The Hurt Locker…an interesting peek into the abyss and shopping for cereal

I finally got a chance to watch Kathryn Bigelow’s The Hurt Locker over the weekend. It was interesting to see a movie that covers the military in a way that doesn’t seem like it’s a miltary advertisement (I’m looking at you Transformers 2) or a condemnation (I’m looking at pretty much every Iraqi movie that’s been made so far).

The story is pretty simple. It’s about an EOD specialist whose main job is to defuse bombs. His team works as back-up to him, and the movie follows the events he and his team experience during a rotation in Iraq.

What really stuck out to me was the “team” emphasis the movie explores. This is one of those nuances that happen within the Army involving specialized groups, specifically those with a set mission that rarely can be handled by a regular unit. The main character is a former Ranger, and his team consists of a former mission intelligence sergeant and a specialist-ranked noobie who is pretty much learning his place in the greater scheme of things.
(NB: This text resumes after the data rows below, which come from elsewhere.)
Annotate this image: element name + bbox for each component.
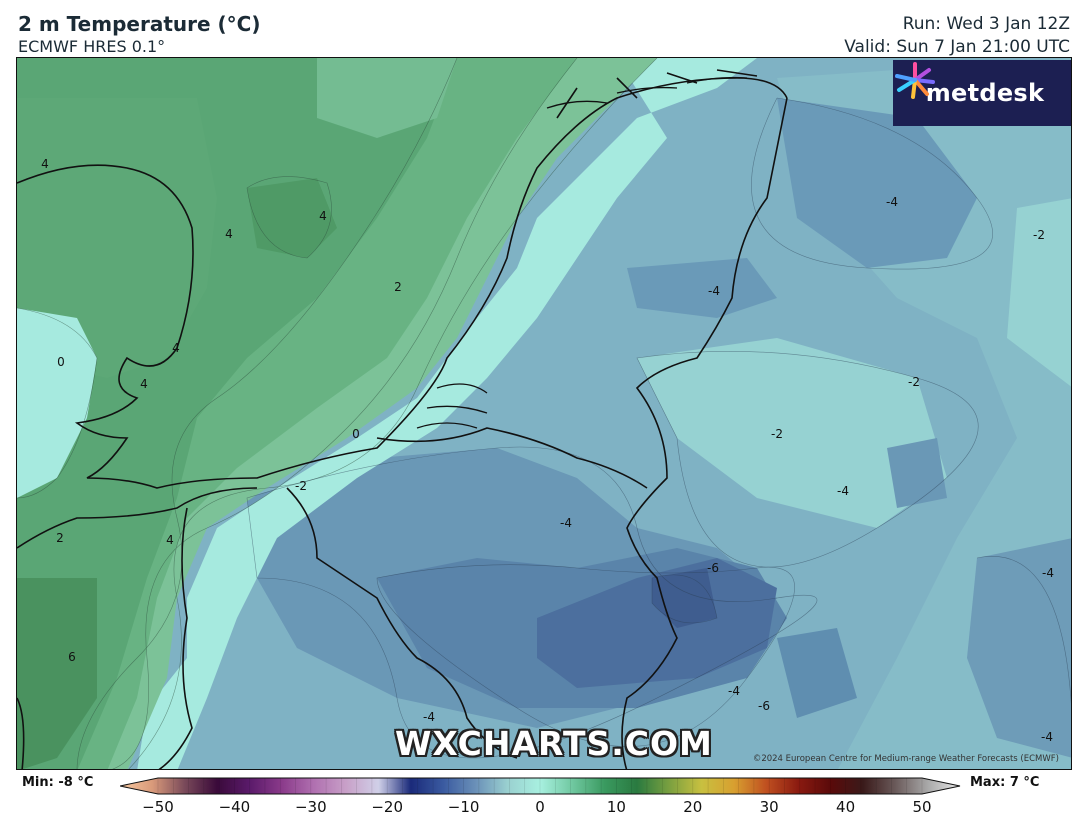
map-field <box>17 58 1071 769</box>
run-time: Run: Wed 3 Jan 12Z <box>902 14 1070 34</box>
contour-label: -2 <box>295 479 307 493</box>
contour-label: -4 <box>1042 566 1054 580</box>
chart-title: 2 m Temperature (°C) <box>18 12 261 36</box>
colorbar-tick-label: 50 <box>912 798 932 816</box>
contour-label: -4 <box>837 484 849 498</box>
contour-label: 4 <box>41 157 49 171</box>
contour-label: 0 <box>57 355 65 369</box>
contour-label: 4 <box>166 533 174 547</box>
metdesk-logo: metdesk <box>893 60 1071 126</box>
chart-header: 2 m Temperature (°C) ECMWF HRES 0.1° Run… <box>0 0 1088 58</box>
colorbar-tick-label: −40 <box>218 798 251 816</box>
contour-label: 0 <box>352 427 360 441</box>
colorbar <box>120 777 961 795</box>
contour-label: -4 <box>423 710 435 724</box>
colorbar-tick-label: −30 <box>294 798 327 816</box>
colorbar-panel: Min: -8 °C Max: 7 °C −50 −40 −30 −20 −10 0 10 2… <box>0 770 1088 833</box>
logo-text: metdesk <box>925 79 1045 107</box>
colorbar-tick-label: 30 <box>759 798 779 816</box>
valid-time: Valid: Sun 7 Jan 21:00 UTC <box>844 37 1070 57</box>
contour-label: 4 <box>225 227 233 241</box>
colorbar-tick-label: 40 <box>836 798 856 816</box>
contour-label: 4 <box>319 209 327 223</box>
colorbar-tick-label: −20 <box>371 798 404 816</box>
contour-label: 2 <box>56 531 64 545</box>
contour-label: 4 <box>140 377 148 391</box>
contour-label: 4 <box>172 341 180 355</box>
contour-label: -4 <box>728 684 740 698</box>
contour-label: -6 <box>707 561 719 575</box>
copyright-notice: ©2024 European Centre for Medium-range W… <box>752 754 1059 764</box>
temperature-map[interactable]: metdesk WXCHARTS.COM ©2024 European Cent… <box>16 57 1072 770</box>
contour-label: -2 <box>771 427 783 441</box>
contour-label: -4 <box>1041 730 1053 744</box>
colorbar-tick-label: 0 <box>535 798 545 816</box>
colorbar-tick-label: −10 <box>447 798 480 816</box>
colorbar-tick-label: 20 <box>683 798 703 816</box>
contour-label: -4 <box>886 195 898 209</box>
colorbar-tick-label: −50 <box>142 798 174 816</box>
contour-label: -4 <box>708 284 720 298</box>
contour-label: 2 <box>394 280 402 294</box>
contour-label: -2 <box>908 375 920 389</box>
contour-label: -4 <box>560 516 572 530</box>
contour-label: -2 <box>1033 228 1045 242</box>
max-value-label: Max: 7 °C <box>970 775 1040 790</box>
colorbar-tick-label: 10 <box>606 798 626 816</box>
metdesk-burst-icon <box>895 62 935 99</box>
model-label: ECMWF HRES 0.1° <box>18 37 166 56</box>
contour-label: -6 <box>758 699 770 713</box>
wxcharts-watermark: WXCHARTS.COM <box>395 724 713 763</box>
contour-label: 6 <box>68 650 76 664</box>
min-value-label: Min: -8 °C <box>22 775 94 790</box>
I think it covered the specialized nature of the team very well, and it was interesting to see it carried out on film where there was little attempt to glorify it or diminish it with some stupidity (like Platoon, which while it was a decent film ended up focusing on dysfunction rather than function).

One thing that really hit me hard with this movie is a very soft scene after a return to the U.S. when the character is asked by his wife Kate (or whatever her name was…she was played by Evangeline Lilly, the woman who plays Kate in LOST, and she was honestly the only actor in the entire movie I recognized) to find a box of cereal in a supermarket where they’re shopping. This man who is so perfect in a world where it may end at a moment’s notice with people all around him who might be trying to kill him, stands in front of the entire aisle of boxes of cereal and can’t move because he’s overwhelmed by the choices in front of him. This is the sort of person who spends his every moment deciding between green and blue wires (the Hollywood equivalent of a bomb defusion choice, which THANK YOU was not an issue ONCE in this very well done movie), and he was unable to choose a simple box of cereal. That one moment brought the reality of this fictionalized world home for me, and I’ve never seen it done so well.
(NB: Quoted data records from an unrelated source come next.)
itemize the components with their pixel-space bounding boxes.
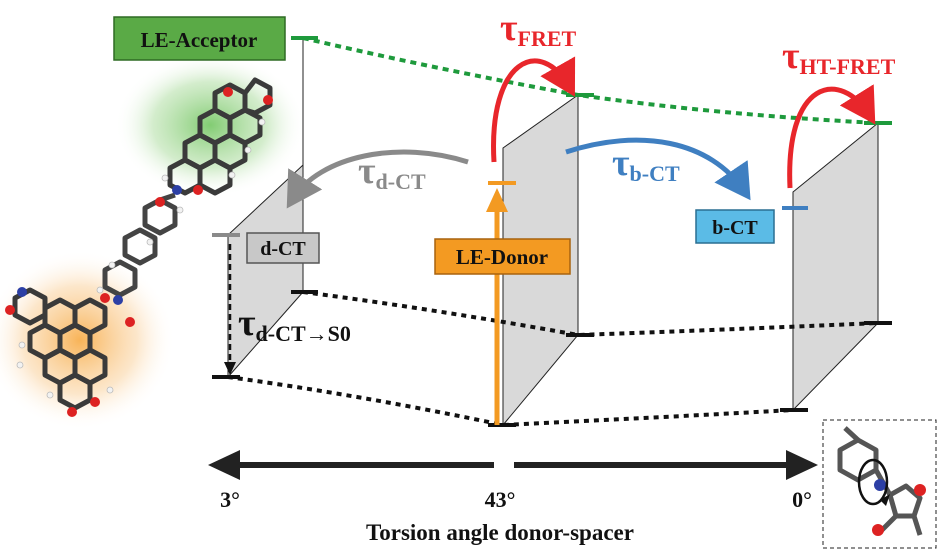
ht-fret-arrow — [787, 84, 876, 189]
angle-label-0: 0° — [792, 487, 812, 512]
lower-ground-connector — [227, 375, 794, 428]
d-ct-label: d-CT — [260, 238, 306, 260]
acceptor-level-connector — [302, 36, 879, 125]
torsion-rotation-inset-icon — [822, 419, 937, 549]
tau-d-ct-s0-label: τd-CT→S0 — [238, 302, 351, 346]
donor-spacer-acceptor-molecule-icon — [0, 53, 305, 430]
excitation-arrow-head — [486, 188, 508, 212]
le-donor-label: LE-Donor — [456, 245, 548, 269]
upper-ground-connector — [302, 290, 879, 338]
tau-b-ct-label: τb-CT — [612, 142, 680, 186]
b-ct-box — [695, 209, 775, 244]
d-ct-box — [246, 232, 320, 264]
tau-fret-label: τFRET — [500, 7, 577, 51]
le-acceptor-label: LE-Acceptor — [141, 28, 258, 52]
le-donor-box — [434, 238, 571, 275]
tau-ht-fret-label: τHT-FRET — [782, 35, 896, 79]
angle-label-43: 43° — [485, 487, 516, 512]
torsion-axis-right-head — [786, 450, 818, 480]
angle-label-3: 3° — [220, 487, 240, 512]
b-ct-plane — [792, 121, 879, 412]
fret-arrow — [491, 56, 576, 163]
b-ct-label: b-CT — [712, 217, 758, 239]
tau-d-ct-label: τd-CT — [358, 150, 426, 194]
torsion-axis-title: Torsion angle donor-spacer — [366, 520, 634, 545]
d-ct-s0-arrow-head — [224, 362, 236, 375]
d-ct-arrow — [286, 149, 469, 209]
torsion-axis-left-head — [208, 450, 240, 480]
b-ct-arrow — [565, 137, 751, 201]
le-acceptor-box — [113, 16, 286, 61]
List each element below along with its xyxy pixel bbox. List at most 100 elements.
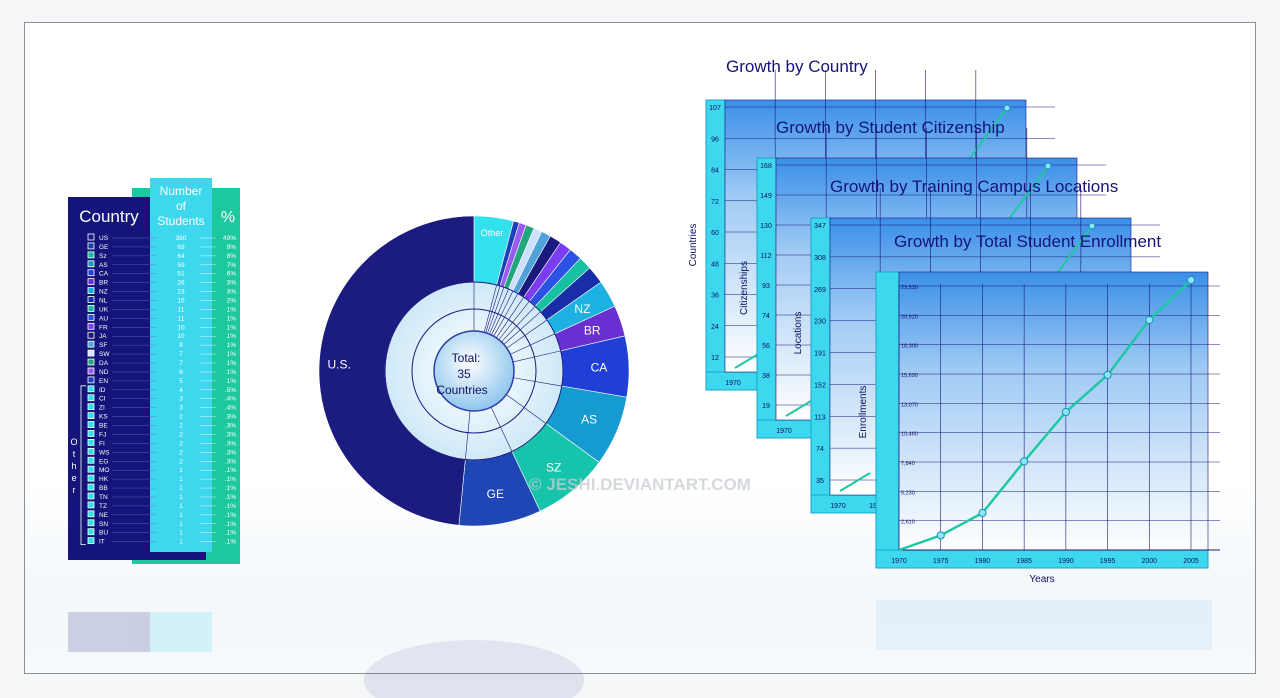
pie-spoke <box>501 306 536 343</box>
table-row-code: EN <box>99 378 108 385</box>
panel-tick-label: 84 <box>711 168 719 175</box>
table-row-swatch <box>87 456 95 464</box>
table-row-swatch <box>87 376 95 384</box>
panel-tick-label: 56 <box>762 343 770 350</box>
table-row-code: BR <box>99 280 108 287</box>
pie-slice-label: U.S. <box>327 357 350 371</box>
panel-tick-label: 191 <box>814 351 826 358</box>
table-row-swatch <box>87 313 95 321</box>
panel-tick-label: 19 <box>762 403 770 410</box>
pie-spoke <box>496 297 525 339</box>
country-table: Country Number of Students % US 390 49%GE 6… <box>68 178 240 564</box>
pie-slice-label: BR <box>584 324 601 338</box>
other-bracket-letter: e <box>71 473 76 483</box>
enrollment-x-tick-label: 1990 <box>1058 558 1074 565</box>
table-row-students: 2 <box>179 414 183 421</box>
table-row-pct: 9% <box>227 244 237 251</box>
table-row-code: BE <box>99 423 108 430</box>
table-row-students: 390 <box>176 235 187 242</box>
other-bracket: Other <box>70 385 86 546</box>
table-row-students: 11 <box>178 315 185 322</box>
pie-spoke <box>506 319 548 349</box>
table-row-swatch <box>87 403 95 411</box>
table-row-students: 5 <box>179 378 183 385</box>
table-rows: US 390 49%GE 69 9%Sz 64 8%AS 59 7%CA 51 6%BR 26 3%NZ… <box>87 233 237 546</box>
table-row-pct: .3% <box>225 423 236 430</box>
enrollment-data-point <box>978 508 987 518</box>
table-row-pct: 1% <box>227 333 237 340</box>
table-row-pct: .4% <box>225 396 236 403</box>
table-row-code: SW <box>99 351 110 358</box>
panel-year-label: 1970 <box>725 380 741 387</box>
table-row-pct: 6% <box>227 271 237 278</box>
table-row-code: FR <box>99 324 108 331</box>
enrollment-y-tick-label: 23,530 <box>901 285 918 291</box>
enrollment-x-tick-label: 1995 <box>1100 558 1116 565</box>
panel-tick-label: 38 <box>762 373 770 380</box>
panel-series-point <box>1003 104 1011 112</box>
other-bracket-letter: r <box>73 485 76 495</box>
table-row-code: FI <box>99 440 105 447</box>
table-row-pct: 1% <box>227 324 237 331</box>
panel-tick-label: 230 <box>814 319 826 326</box>
table-row-swatch <box>87 412 95 420</box>
pie-spoke <box>503 311 541 345</box>
enrollment-y-tick-label: 10,460 <box>901 432 918 438</box>
pie-spoke <box>513 377 562 387</box>
pie-spoke <box>491 290 514 336</box>
panel-tick-label: 74 <box>816 446 824 453</box>
table-row-pct: .3% <box>225 440 236 447</box>
panel-tick-label: 308 <box>814 255 826 262</box>
panel-tick-label: 152 <box>814 382 826 389</box>
table-row-code: KS <box>99 414 108 421</box>
enrollment-series-line <box>898 279 1192 552</box>
students-column-bg <box>150 178 212 552</box>
table-row-students: 1 <box>179 503 183 510</box>
table-row-students: 64 <box>177 253 185 260</box>
percent-header: % <box>221 209 235 226</box>
table-row-pct: 49% <box>223 235 236 242</box>
pie-center-line1: Total: <box>452 351 481 365</box>
table-row-pct: 8% <box>227 253 237 260</box>
panel-tick-label: 24 <box>711 324 719 331</box>
table-row-code: Sz <box>99 253 107 260</box>
table-row-swatch <box>87 242 95 250</box>
table-row-swatch <box>87 421 95 428</box>
table-row-students: 1 <box>179 467 183 474</box>
panel-tick-label: 72 <box>711 199 719 206</box>
table-row-pct: .1% <box>225 485 236 492</box>
pie-spoke <box>498 301 530 340</box>
pie-slice-label: CA <box>591 360 608 374</box>
panel-series-line <box>964 107 1008 166</box>
panel-tick-label: 35 <box>816 478 824 485</box>
panel-tick-label: 112 <box>760 253 771 260</box>
enrollment-data-point <box>1061 407 1070 417</box>
pie-spoke <box>510 333 555 355</box>
panel-title: Growth by Training Campus Locations <box>830 177 1118 196</box>
table-row-code: AS <box>99 262 108 269</box>
table-row-pct: .1% <box>225 539 236 546</box>
pie-spokes <box>465 282 562 460</box>
panel-axis-band <box>705 99 726 391</box>
table-row-code: NZ <box>99 289 108 296</box>
enrollment-y-tick-label: 5,230 <box>901 490 915 496</box>
other-bracket-letter: O <box>70 437 77 447</box>
table-row-pct: .3% <box>225 431 236 438</box>
table-row-pct: 3% <box>227 289 237 296</box>
panel-tick-label: 96 <box>711 136 719 143</box>
pie-spoke <box>493 293 519 337</box>
table-row-pct: 1% <box>227 342 237 349</box>
enrollment-y-axis-label: Enrollments <box>858 386 869 439</box>
pie-slice-label: NZ <box>574 302 590 316</box>
table-row-pct: 1% <box>227 369 237 376</box>
table-row-students: 2 <box>179 449 183 456</box>
panel-year-label: 19 <box>869 503 877 510</box>
pie-center-badge <box>433 330 515 412</box>
table-row-code: CI <box>99 396 106 403</box>
table-row-students: 1 <box>179 485 183 492</box>
table-row-code: IT <box>99 539 105 546</box>
table-row-code: WS <box>99 449 110 456</box>
table-row-pct: 7% <box>227 262 237 269</box>
table-row-students: 1 <box>179 476 183 483</box>
table-row-pct: .1% <box>225 521 236 528</box>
In the end, I think the movie is deserving of the awards is received. Granted, I think a lot of it had to do with the fact that it was up against a lot of dismal films that year, which is becoming more of a norm than an exception. Even though that was the year of Avatar, a very visual film, at least the Academy recognized that that was ALL it had going for it.

The acting was done well, and the writing was what should be expected from a Hollywood film of this magnitude. Strangely enough, I had trouble finding any acknowledgement of the writing from the closing credits, although it might have flown by me and I didn’t realize it. I was looking for it, however, and was somewhat annoyed that everyone else and his brother was acknowledged, but the writing didn’t seem to be all that important to the makers of the credits.